What was different about September 18? This time, Loftus was carrying a three-inch pocket knife he had taken with him because it was scary to walk the four miles to his mother’s house in the dark. He was charged with unlawful possession of a weapon and making terroristic threats against one of his roommates. O’Grady wonders if the police officer wasn’t just sick of chasing Tyler down every day.

“We were told by the police and the hospital that they’re not Tyler’s staff,” she said.

But the prosecutor can’t drop the charges because there is no place for Tyler to go. At his arraignment, the executive director of the Arc informed the judge that Loftus was officially evicted from all Arc residences. With two young sons at home, O’Grady simply cannot provide the 24-hour supervision and behavior management that Tyler requires. Finding an appropriate placement is the job of New Jersey’s Division of Developmental Disabilities (DDD); unfortunately, no one from that office bothered to show up to the arraignment.

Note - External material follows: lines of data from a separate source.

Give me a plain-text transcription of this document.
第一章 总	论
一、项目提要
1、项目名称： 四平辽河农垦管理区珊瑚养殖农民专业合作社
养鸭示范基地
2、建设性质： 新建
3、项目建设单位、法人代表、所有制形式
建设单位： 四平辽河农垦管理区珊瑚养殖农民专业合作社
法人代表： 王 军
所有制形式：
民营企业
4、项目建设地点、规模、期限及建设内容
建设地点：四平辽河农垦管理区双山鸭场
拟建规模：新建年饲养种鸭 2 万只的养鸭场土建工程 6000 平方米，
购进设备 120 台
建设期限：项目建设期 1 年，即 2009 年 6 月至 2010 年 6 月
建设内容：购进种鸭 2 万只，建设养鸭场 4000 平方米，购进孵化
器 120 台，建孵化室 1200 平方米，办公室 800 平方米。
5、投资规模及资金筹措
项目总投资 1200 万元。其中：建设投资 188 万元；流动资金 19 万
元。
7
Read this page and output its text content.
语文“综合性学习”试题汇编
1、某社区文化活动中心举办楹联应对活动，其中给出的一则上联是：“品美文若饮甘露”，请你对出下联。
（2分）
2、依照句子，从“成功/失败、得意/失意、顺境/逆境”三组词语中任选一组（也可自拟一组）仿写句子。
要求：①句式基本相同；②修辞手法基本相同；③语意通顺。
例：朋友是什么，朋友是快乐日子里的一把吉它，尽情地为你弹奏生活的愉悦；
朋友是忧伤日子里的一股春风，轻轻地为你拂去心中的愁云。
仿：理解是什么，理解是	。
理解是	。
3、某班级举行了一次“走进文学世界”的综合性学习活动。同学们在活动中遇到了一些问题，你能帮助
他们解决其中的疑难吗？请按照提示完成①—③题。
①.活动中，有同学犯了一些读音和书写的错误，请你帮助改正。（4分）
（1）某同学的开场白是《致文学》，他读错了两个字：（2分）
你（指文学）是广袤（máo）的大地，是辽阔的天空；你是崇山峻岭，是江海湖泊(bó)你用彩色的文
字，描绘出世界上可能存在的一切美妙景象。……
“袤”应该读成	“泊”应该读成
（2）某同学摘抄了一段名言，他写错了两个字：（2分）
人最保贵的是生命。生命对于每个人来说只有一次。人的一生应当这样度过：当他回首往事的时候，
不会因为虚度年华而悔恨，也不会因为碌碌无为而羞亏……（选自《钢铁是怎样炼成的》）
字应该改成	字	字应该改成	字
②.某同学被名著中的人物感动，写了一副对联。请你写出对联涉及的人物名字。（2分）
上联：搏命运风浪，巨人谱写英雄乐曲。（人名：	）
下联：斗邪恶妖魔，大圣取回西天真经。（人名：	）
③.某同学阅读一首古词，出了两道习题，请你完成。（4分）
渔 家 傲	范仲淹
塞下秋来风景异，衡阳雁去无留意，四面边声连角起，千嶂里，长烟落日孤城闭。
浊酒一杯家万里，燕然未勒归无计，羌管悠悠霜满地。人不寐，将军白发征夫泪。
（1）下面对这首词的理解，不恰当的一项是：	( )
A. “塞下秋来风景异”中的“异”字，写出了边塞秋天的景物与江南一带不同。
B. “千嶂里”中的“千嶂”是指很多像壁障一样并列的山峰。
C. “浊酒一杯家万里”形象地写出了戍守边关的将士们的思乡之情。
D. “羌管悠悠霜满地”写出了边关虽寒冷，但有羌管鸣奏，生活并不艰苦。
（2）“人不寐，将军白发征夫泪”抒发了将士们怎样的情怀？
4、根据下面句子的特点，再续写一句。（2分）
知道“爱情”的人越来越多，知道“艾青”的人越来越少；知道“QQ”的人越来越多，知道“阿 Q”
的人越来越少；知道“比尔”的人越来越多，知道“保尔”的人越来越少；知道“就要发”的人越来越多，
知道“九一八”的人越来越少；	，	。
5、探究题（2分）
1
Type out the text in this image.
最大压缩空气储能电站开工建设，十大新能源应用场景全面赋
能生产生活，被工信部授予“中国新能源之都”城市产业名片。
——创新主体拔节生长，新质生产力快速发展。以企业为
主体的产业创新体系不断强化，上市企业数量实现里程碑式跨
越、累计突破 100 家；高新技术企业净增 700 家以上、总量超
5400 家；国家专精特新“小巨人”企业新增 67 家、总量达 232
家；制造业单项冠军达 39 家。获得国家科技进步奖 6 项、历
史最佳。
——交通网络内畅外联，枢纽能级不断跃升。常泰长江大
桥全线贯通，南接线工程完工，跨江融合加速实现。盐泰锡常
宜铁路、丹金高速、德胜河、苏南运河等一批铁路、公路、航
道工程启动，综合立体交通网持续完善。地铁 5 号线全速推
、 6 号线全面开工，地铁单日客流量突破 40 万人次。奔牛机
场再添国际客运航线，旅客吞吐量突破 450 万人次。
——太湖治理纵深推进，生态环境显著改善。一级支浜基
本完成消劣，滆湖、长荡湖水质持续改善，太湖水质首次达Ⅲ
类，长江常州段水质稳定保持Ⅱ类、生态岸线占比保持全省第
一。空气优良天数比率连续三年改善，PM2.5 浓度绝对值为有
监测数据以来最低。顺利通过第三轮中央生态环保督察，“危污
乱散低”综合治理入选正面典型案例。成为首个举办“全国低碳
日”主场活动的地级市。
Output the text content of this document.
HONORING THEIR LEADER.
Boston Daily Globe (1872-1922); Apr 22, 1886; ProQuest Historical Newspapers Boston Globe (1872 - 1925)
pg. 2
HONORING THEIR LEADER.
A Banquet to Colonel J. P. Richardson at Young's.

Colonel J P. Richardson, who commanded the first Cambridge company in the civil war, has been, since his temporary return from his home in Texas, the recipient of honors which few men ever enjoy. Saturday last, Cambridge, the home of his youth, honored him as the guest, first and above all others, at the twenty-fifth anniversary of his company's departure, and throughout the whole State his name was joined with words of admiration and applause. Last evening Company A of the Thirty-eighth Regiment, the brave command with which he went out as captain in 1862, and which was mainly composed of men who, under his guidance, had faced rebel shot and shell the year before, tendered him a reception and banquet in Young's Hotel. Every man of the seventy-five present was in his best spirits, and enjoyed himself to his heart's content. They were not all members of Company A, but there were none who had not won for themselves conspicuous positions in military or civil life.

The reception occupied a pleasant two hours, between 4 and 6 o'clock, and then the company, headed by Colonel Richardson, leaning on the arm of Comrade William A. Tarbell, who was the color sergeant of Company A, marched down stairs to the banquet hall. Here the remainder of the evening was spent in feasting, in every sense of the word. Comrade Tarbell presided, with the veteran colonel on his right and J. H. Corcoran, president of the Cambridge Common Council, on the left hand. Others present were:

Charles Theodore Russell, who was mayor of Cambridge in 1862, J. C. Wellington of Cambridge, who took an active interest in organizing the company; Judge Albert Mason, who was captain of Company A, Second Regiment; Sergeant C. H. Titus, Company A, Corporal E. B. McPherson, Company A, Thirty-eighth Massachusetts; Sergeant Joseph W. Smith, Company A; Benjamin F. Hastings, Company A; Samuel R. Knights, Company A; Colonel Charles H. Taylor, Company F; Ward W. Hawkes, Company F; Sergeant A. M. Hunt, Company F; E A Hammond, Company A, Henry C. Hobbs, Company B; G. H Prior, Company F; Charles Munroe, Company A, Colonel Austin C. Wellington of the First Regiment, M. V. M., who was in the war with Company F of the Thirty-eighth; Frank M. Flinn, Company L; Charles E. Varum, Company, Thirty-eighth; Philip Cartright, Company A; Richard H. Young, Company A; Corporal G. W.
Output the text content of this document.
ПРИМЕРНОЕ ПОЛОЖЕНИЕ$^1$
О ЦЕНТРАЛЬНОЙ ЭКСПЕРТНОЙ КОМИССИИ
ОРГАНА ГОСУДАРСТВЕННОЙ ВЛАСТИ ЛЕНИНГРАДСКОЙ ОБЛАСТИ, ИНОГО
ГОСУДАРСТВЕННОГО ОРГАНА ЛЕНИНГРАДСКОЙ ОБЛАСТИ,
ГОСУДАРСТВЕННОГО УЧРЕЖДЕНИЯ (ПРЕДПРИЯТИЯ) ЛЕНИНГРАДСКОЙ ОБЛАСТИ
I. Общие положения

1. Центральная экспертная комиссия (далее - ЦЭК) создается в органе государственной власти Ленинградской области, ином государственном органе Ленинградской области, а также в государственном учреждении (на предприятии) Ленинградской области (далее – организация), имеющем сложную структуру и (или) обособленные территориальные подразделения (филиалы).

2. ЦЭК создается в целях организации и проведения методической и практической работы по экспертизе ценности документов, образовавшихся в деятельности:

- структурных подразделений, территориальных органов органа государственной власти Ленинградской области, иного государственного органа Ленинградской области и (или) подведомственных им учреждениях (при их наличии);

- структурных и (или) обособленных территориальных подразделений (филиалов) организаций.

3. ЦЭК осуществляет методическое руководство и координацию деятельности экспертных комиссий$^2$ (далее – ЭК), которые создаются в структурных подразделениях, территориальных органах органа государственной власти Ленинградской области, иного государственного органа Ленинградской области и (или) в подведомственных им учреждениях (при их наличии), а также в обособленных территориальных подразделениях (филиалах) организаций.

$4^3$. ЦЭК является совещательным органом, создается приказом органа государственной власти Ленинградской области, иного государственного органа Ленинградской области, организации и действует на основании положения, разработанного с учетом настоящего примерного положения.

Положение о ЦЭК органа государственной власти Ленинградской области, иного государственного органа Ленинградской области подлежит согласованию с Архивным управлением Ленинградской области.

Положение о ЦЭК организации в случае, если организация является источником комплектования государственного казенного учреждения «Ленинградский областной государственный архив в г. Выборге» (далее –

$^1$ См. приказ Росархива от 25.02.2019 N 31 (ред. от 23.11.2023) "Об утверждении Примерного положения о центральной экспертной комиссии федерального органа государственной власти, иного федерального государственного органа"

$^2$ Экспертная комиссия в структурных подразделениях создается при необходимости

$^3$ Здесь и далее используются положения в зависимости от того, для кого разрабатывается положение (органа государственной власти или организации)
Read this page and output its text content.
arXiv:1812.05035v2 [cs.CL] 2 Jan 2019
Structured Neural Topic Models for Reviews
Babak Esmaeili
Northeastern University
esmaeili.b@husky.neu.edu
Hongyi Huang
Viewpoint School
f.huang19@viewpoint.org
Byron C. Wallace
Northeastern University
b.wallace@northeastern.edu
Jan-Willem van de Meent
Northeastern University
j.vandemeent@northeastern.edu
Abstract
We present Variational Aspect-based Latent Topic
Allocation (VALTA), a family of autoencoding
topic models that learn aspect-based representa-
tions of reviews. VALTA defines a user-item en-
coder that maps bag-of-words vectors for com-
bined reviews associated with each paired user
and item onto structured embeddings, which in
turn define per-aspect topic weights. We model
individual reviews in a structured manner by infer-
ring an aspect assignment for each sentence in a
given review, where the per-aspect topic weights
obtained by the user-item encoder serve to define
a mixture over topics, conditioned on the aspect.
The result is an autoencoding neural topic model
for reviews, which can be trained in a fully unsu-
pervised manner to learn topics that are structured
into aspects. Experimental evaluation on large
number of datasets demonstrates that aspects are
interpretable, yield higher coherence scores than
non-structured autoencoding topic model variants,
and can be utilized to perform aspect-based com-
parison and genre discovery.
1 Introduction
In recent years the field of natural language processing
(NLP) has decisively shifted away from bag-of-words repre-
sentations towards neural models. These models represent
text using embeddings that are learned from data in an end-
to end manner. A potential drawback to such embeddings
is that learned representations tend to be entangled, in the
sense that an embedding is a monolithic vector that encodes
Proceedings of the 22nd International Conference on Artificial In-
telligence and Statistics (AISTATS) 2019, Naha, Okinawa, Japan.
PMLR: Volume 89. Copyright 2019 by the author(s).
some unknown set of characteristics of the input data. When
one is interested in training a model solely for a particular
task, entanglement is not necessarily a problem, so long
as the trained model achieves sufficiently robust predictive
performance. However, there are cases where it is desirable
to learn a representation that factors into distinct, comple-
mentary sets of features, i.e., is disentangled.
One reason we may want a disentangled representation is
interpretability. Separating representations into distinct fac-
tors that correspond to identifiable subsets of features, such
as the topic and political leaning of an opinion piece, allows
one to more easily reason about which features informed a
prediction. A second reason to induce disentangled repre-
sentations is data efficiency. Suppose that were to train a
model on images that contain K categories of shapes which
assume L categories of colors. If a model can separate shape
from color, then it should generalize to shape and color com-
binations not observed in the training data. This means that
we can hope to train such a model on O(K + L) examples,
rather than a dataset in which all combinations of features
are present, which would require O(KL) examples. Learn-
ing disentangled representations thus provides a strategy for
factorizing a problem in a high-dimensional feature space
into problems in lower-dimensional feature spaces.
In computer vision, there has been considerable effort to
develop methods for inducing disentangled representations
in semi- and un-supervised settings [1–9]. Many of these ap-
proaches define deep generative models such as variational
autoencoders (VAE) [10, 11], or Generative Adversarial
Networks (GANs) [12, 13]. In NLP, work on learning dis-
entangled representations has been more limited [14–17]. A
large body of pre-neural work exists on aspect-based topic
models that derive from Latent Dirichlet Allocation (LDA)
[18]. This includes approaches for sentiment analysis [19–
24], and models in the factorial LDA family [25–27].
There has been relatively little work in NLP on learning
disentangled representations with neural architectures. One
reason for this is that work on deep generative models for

The DDD did not respond to repeated requests for comment.

Jail isn’t as bad as you might think: Tyler is kept separated from the general population; the nurses give him little tasks to occupy his time; one guard brought Tyler a box of crayons for his coloring books.

“When I heard he was going to jail, I just started throwing up,” O’Grady said. “But I’m so impressed with the jail’s treatment of someone with autism and intellectual disability. They recognized it right away and responded so kindly. It could have been so much worse.”

Still, all the players – the prosecutor, the public defender, the judge – seem to believe that Loftus doesn’t belong in jail. And there are facilities that specialize in the treatment of individuals with developmental delay and dangerous behaviors: the Woods School in Pennsylvania, for instance, where Tyler lived from the ages of 15 to 21. Closer to home there are state-run developmental centers, such as the one in Hunterdon, where Tyler has previously been admitted.

But these are no longer options. Governor Chris Christie’s Return Home New Jersey program has put a moratorium on all out-of-state placements, which are very expensive. One hundred fifty developmentally disabled individuals, including Loftus, have already been forced to move back to New Jersey, with hundreds of others scheduled to follow.

The problem, O’Grady explained, is that the community-based supports that Christie promised have not yet materialized. “There is one psychiatric hospital in the state that accepts people with autism and intellectual disability, and it always has a waiting list,” she said.

And those developmental centers? “Christie is closing them,” O’Grady told me. One closed last summer; another of the five remaining will be shuttered early in 2015. “And he’s put a stop order on all new admissions. Ideally, Tyler would be at Hunterdon while a permanent placement is found, but they can’t take him.”

So Tyler sits in jail. O’Grady calls DDD constantly, and is assured by his case manager that she is working hard to find the right placement. But the bigger question remains: what will happen to all the future Tylers? The ones with similarly unmanageable behaviors whose desperate parents have even resorted, according to recent news reports, to locking them in basements or caging them in dog kennels? Behaviors like Loftus’ are not uncommon in the autistic population: 40 percent are also intellectually disabled and more than 50 percent suffer from violent behaviors. Given the skyrocketing autism rate – 1 out of 68 American children are expected to develop the disorder – O’Grady considers programs that cut services in the name of saving money, like Return Home New Jersey, irresponsible.

Meanwhile, Tyler Loftus just wants to go home.